L’attentat de Manchester évoque irrésistiblement
celui du Bataclan. L’horreur se banalise, et même si l’on se sent un peu
coupable de l’admettre, on se sent également assez éloigné de tout cela. Mais
pas toujours…
Après le Bataclan, je suis allé rendre visite à une
amie qui s’était cassé l’os du bassin en tombant. Elle m’a dit que sa nièce
était l’une des victimes. Quelque chose a bougé en moi, et je me suis soudain
senti beaucoup plus proche des victimes et de leur famille.
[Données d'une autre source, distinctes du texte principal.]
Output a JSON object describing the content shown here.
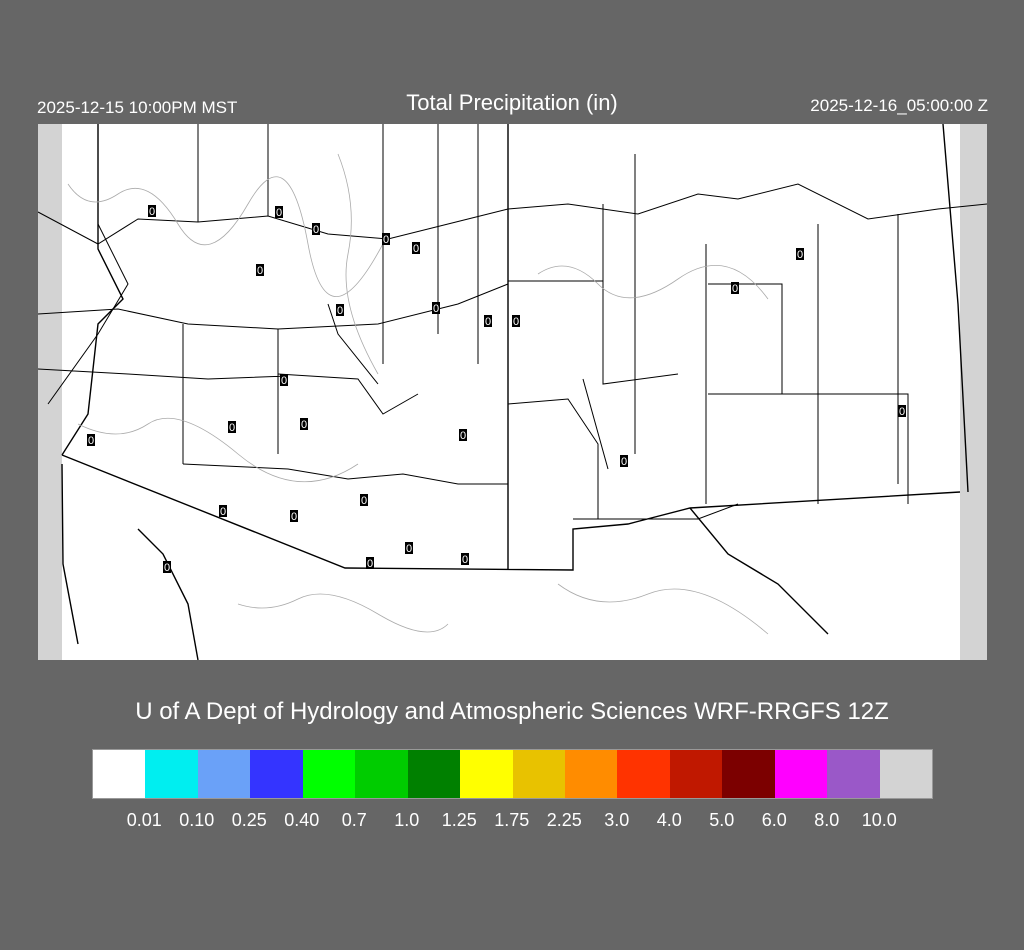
{
  "header": {
    "valid_local": "2025-12-15 10:00PM MST",
    "title": "Total Precipitation (in)",
    "valid_utc": "2025-12-16_05:00:00 Z"
  },
  "credit": "U of A Dept of Hydrology and Atmospheric Sciences WRF-RRGFS 12Z",
  "colorbar": {
    "colors": [
      "#ffffff",
      "#00eef0",
      "#6aa1f8",
      "#3434ff",
      "#00ff00",
      "#00cc00",
      "#008000",
      "#ffff00",
      "#e8c200",
      "#ff8c00",
      "#ff3300",
      "#c01800",
      "#7c0000",
      "#ff00ff",
      "#9a58c8",
      "#d3d3d3"
    ],
    "labels": [
      "0.01",
      "0.10",
      "0.25",
      "0.40",
      "0.7",
      "1.0",
      "1.25",
      "1.75",
      "2.25",
      "3.0",
      "4.0",
      "5.0",
      "6.0",
      "8.0",
      "10.0"
    ]
  },
  "stations": {
    "values": [
      "0",
      "0",
      "0",
      "0",
      "0",
      "0",
      "0",
      "0",
      "0",
      "0",
      "0",
      "0",
      "0",
      "0",
      "0",
      "0",
      "0",
      "0",
      "0",
      "0",
      "0",
      "0",
      "0",
      "0",
      "0",
      "0"
    ]
  }
}
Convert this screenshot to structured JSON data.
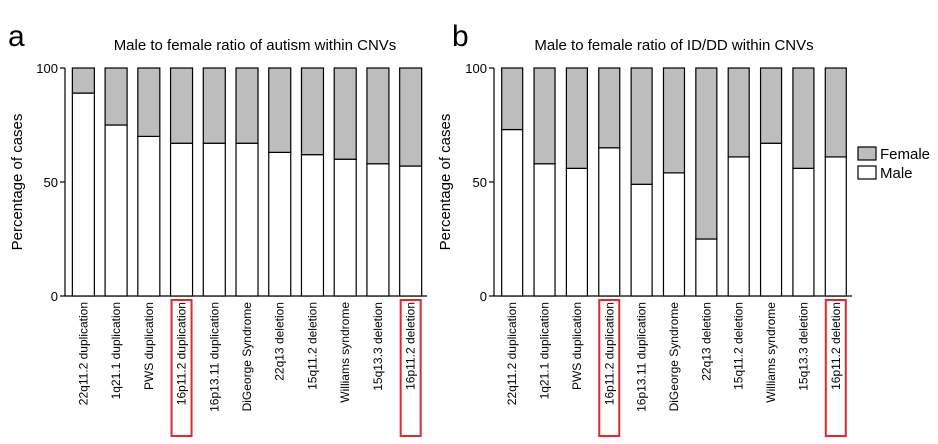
{
  "panels": [
    {
      "letter": "a"
    },
    {
      "letter": "b"
    }
  ],
  "chart_data": [
    {
      "type": "bar",
      "stacked": true,
      "title": "Male to female ratio of autism within CNVs",
      "ylabel": "Percentage of cases",
      "xlabel": "",
      "ylim": [
        0,
        100
      ],
      "yticks": [
        0,
        50,
        100
      ],
      "categories": [
        "22q11.2 duplication",
        "1q21.1 duplication",
        "PWS duplication",
        "16p11.2 duplication",
        "16p13.11 duplication",
        "DiGeorge Syndrome",
        "22q13 deletion",
        "15q11.2 deletion",
        "Williams syndrome",
        "15q13.3 deletion",
        "16p11.2 deletion"
      ],
      "highlighted": [
        "16p11.2 duplication",
        "16p11.2 deletion"
      ],
      "highlight_color": "#e0282e",
      "series": [
        {
          "name": "Male",
          "color": "#ffffff",
          "values": [
            89,
            75,
            70,
            67,
            67,
            67,
            63,
            62,
            60,
            58,
            57
          ]
        },
        {
          "name": "Female",
          "color": "#bdbdbd",
          "values": [
            11,
            25,
            30,
            33,
            33,
            33,
            37,
            38,
            40,
            42,
            43
          ]
        }
      ],
      "grid": false
    },
    {
      "type": "bar",
      "stacked": true,
      "title": "Male to female ratio of ID/DD within CNVs",
      "ylabel": "Percentage of cases",
      "xlabel": "",
      "ylim": [
        0,
        100
      ],
      "yticks": [
        0,
        50,
        100
      ],
      "categories": [
        "22q11.2 duplication",
        "1q21.1 duplication",
        "PWS duplication",
        "16p11.2 duplication",
        "16p13.11 duplication",
        "DiGeorge Syndrome",
        "22q13 deletion",
        "15q11.2 deletion",
        "Williams syndrome",
        "15q13.3 deletion",
        "16p11.2 deletion"
      ],
      "highlighted": [
        "16p11.2 duplication",
        "16p11.2 deletion"
      ],
      "highlight_color": "#e0282e",
      "series": [
        {
          "name": "Male",
          "color": "#ffffff",
          "values": [
            73,
            58,
            56,
            65,
            49,
            54,
            25,
            61,
            67,
            56,
            61
          ]
        },
        {
          "name": "Female",
          "color": "#bdbdbd",
          "values": [
            27,
            42,
            44,
            35,
            51,
            46,
            75,
            39,
            33,
            44,
            39
          ]
        }
      ],
      "legend": {
        "position": "right",
        "entries": [
          "Female",
          "Male"
        ]
      },
      "grid": false
    }
  ]
}
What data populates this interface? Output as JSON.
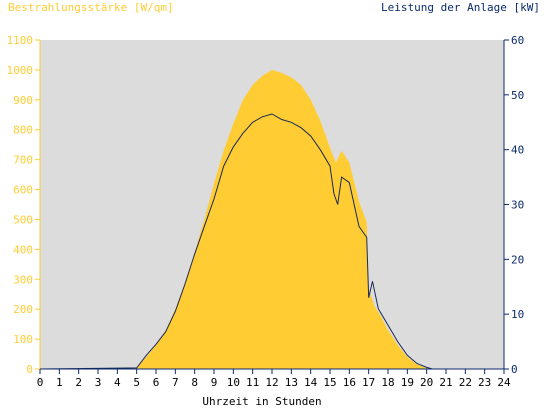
{
  "chart_data": {
    "type": "area",
    "title_left": "Bestrahlungsstärke [W/qm]",
    "title_right": "Leistung der Anlage [kW]",
    "xlabel": "Uhrzeit in Stunden",
    "x_ticks": [
      "0",
      "1",
      "2",
      "3",
      "4",
      "5",
      "6",
      "7",
      "8",
      "9",
      "10",
      "11",
      "12",
      "13",
      "14",
      "15",
      "16",
      "17",
      "18",
      "19",
      "20",
      "21",
      "22",
      "23",
      "24"
    ],
    "xlim": [
      0,
      24
    ],
    "y_left": {
      "ylim": [
        0,
        1100
      ],
      "ticks": [
        "0",
        "100",
        "200",
        "300",
        "400",
        "500",
        "600",
        "700",
        "800",
        "900",
        "1000",
        "1100"
      ]
    },
    "y_right": {
      "ylim": [
        0,
        60
      ],
      "ticks": [
        "0",
        "10",
        "20",
        "30",
        "40",
        "50",
        "60"
      ]
    },
    "grid": false,
    "series": [
      {
        "axis": "left",
        "kind": "area",
        "x": [
          5.0,
          5.5,
          6.0,
          6.5,
          7.0,
          7.5,
          8.0,
          8.5,
          9.0,
          9.5,
          10.0,
          10.5,
          11.0,
          11.5,
          12.0,
          12.5,
          13.0,
          13.5,
          14.0,
          14.5,
          15.0,
          15.3,
          15.6,
          16.0,
          16.5,
          16.9,
          17.0,
          17.3,
          17.6,
          18.0,
          18.5,
          19.0,
          19.5,
          20.0,
          20.3
        ],
        "values": [
          5,
          40,
          80,
          130,
          200,
          290,
          390,
          500,
          620,
          730,
          820,
          900,
          950,
          980,
          1000,
          990,
          975,
          950,
          900,
          830,
          740,
          690,
          730,
          690,
          560,
          490,
          270,
          210,
          180,
          130,
          80,
          40,
          15,
          3,
          0
        ]
      },
      {
        "axis": "right",
        "kind": "line",
        "x": [
          5.0,
          5.5,
          6.0,
          6.5,
          7.0,
          7.5,
          8.0,
          8.5,
          9.0,
          9.5,
          10.0,
          10.5,
          11.0,
          11.5,
          12.0,
          12.5,
          13.0,
          13.5,
          14.0,
          14.5,
          15.0,
          15.2,
          15.4,
          15.6,
          16.0,
          16.5,
          16.9,
          17.0,
          17.2,
          17.5,
          18.0,
          18.5,
          19.0,
          19.5,
          20.0,
          20.3
        ],
        "values": [
          0.2,
          2.5,
          4.5,
          6.8,
          10.5,
          15.5,
          21,
          26,
          31,
          37,
          40.5,
          43,
          45,
          46,
          46.5,
          45.5,
          45,
          44,
          42.5,
          40,
          37,
          32,
          30,
          35,
          34,
          26,
          24,
          13,
          16,
          11,
          8,
          5,
          2.5,
          1,
          0.3,
          0
        ]
      }
    ],
    "colors": {
      "plot_background": "#dcdcdc",
      "area": "#ffcc33",
      "line": "#1a2a55",
      "left_axis": "#ffcc33",
      "right_axis": "#0b2a6e",
      "x_axis_text": "#000000"
    }
  }
}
On ne peut pas prendre sur soi toute la misère du
monde, mais quand cette misère vient vers nous, il est inévitable qu’elle nous
affecte.
Il y a quelques décennies de cela, Amnesty
International m’avait demandé de traduire de l’anglais au français une lettre
destinée au dictateur marxiste du Bénin, Mathieu Kérékou. Lorsque les
communistes prirent le pouvoir en 1974, ils mirent tous les prêtres
catholiques, tous les pasteurs protestants et tous les chefs religieux
animistes en prison : 12 par cellule. Ils étaient tellement entassés
qu’ils devaient établir un roulement car seulement deux d’entre eux pouvaient, à
la fois, s’étendre à même le sol. On me donna la liste des prisonniers de
Cotonou. À ma grande surprise je repérai le nom d’un prêtre que j’avais connu.
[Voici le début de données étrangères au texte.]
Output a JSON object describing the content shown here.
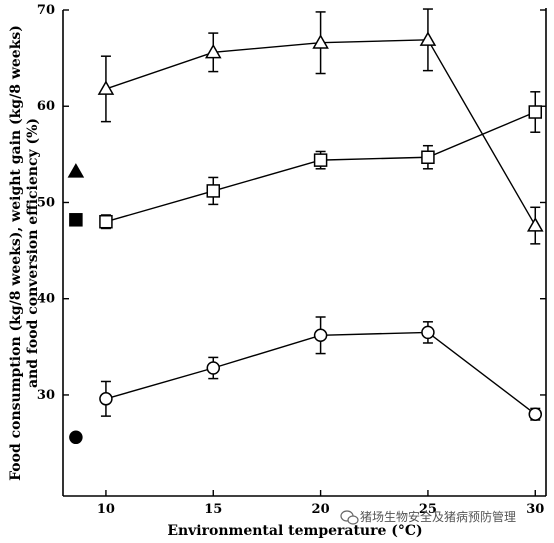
{
  "chart_data": {
    "type": "line",
    "xlabel": "Environmental temperature (°C)",
    "ylabel_lines": [
      "Food consumption (kg/8 weeks), weight gain (kg/8 weeks)",
      "and food conversion efficiency (%)"
    ],
    "xlim": [
      8,
      30.5
    ],
    "ylim": [
      19.5,
      70
    ],
    "x_ticks": [
      10,
      15,
      20,
      25,
      30
    ],
    "y_ticks": [
      30,
      40,
      50,
      60,
      70
    ],
    "grid": false,
    "series": [
      {
        "marker": "triangle",
        "x": [
          10,
          15,
          20,
          25,
          30
        ],
        "y": [
          61.8,
          65.6,
          66.6,
          66.9,
          47.6
        ],
        "err": [
          3.4,
          2.0,
          3.2,
          3.2,
          1.9
        ]
      },
      {
        "marker": "square",
        "x": [
          10,
          15,
          20,
          25,
          30
        ],
        "y": [
          48.0,
          51.2,
          54.4,
          54.7,
          59.4
        ],
        "err": [
          0.7,
          1.4,
          0.9,
          1.2,
          2.1
        ]
      },
      {
        "marker": "circle",
        "x": [
          10,
          15,
          20,
          25,
          30
        ],
        "y": [
          29.6,
          32.8,
          36.2,
          36.5,
          28.0
        ],
        "err": [
          1.8,
          1.1,
          1.9,
          1.1,
          0.6
        ]
      }
    ],
    "reference_points": [
      {
        "marker": "triangle",
        "x": 8.6,
        "y": 53.2
      },
      {
        "marker": "square",
        "x": 8.6,
        "y": 48.2
      },
      {
        "marker": "circle",
        "x": 8.6,
        "y": 25.6
      }
    ]
  },
  "watermark": {
    "text": "猪场生物安全及猪病预防管理",
    "icon": "wechat-icon"
  }
}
Ce Dahoméen et moi avions enseigné dans le même établissement. Ce n’étais pas
un ami, seulement un collègue : bonjour,
bonsoir, ça va ? C’est à cela que se limitaient nos rapports. Et
pourtant, quand je vis son nom sur la liste, je sentis mes tripes se tordre de
douleur. Voilà quelqu’un que j’avais connu, côtoyé, à qui j’avais parlé, et qui
au moment même où je prenais connaissance du message d’Amnesty, subissait dans
sa prison ce qu’il faut bien appeler de la torture, 24h sur 24, sept jours sur
sept.
Devais-je me sentir coupable de ne pas éprouver la
même chose pour les autres prisonniers ? Je n’ai pas la réponse. Je me dis
simplement que des moments comme ceux-là sont de grandes leçons d’humilité.